Fatou Kaba l’a souvent répété : elle en avait assez de voir la gastronomie africaine cantonnée aux repas festifs ou aux clichés exotiques. Pour elle, il est temps que les plats africains soient perçus comme ceux de toutes les cuisines du monde : simples, bons, nourrissants et prêts à être consommés sans occasion particulière.
Avec Djaam, elle a donc décidé de casser les codes. Oubliez les repas interminables du dimanche ou les plats réservés aux grandes cérémonies. Ici, l’idée est de proposer une cuisine africaine moderne, pensée pour le quotidien des habitants d’Aubervilliers, de Paris et, demain, au-delà.

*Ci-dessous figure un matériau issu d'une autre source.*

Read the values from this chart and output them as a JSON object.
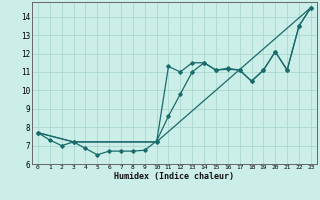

L’objectif est clair : démocratiser des saveurs qui, trop souvent, sont méconnues ou marginalisées. Du thiéboudiène sénégalais au yassa poulet, en passant par des créations revisitées, Djaam veut montrer qu’on peut savourer l’Afrique sur un plateau du midi comme on le fait avec une pizza ou un kebab.
Au-delà de l’assiette, Djaam est aussi un projet social et culturel. C’est une passerelle entre générations et communautés. Fatou veut en faire un lieu de rencontre, un espace où la cuisine devient un prétexte pour créer du lien et raconter des histoires.
Et si demain, commander un mafé devenait aussi banal que demander un burger ? C’est le pari audacieux de Fatou et de son équipe.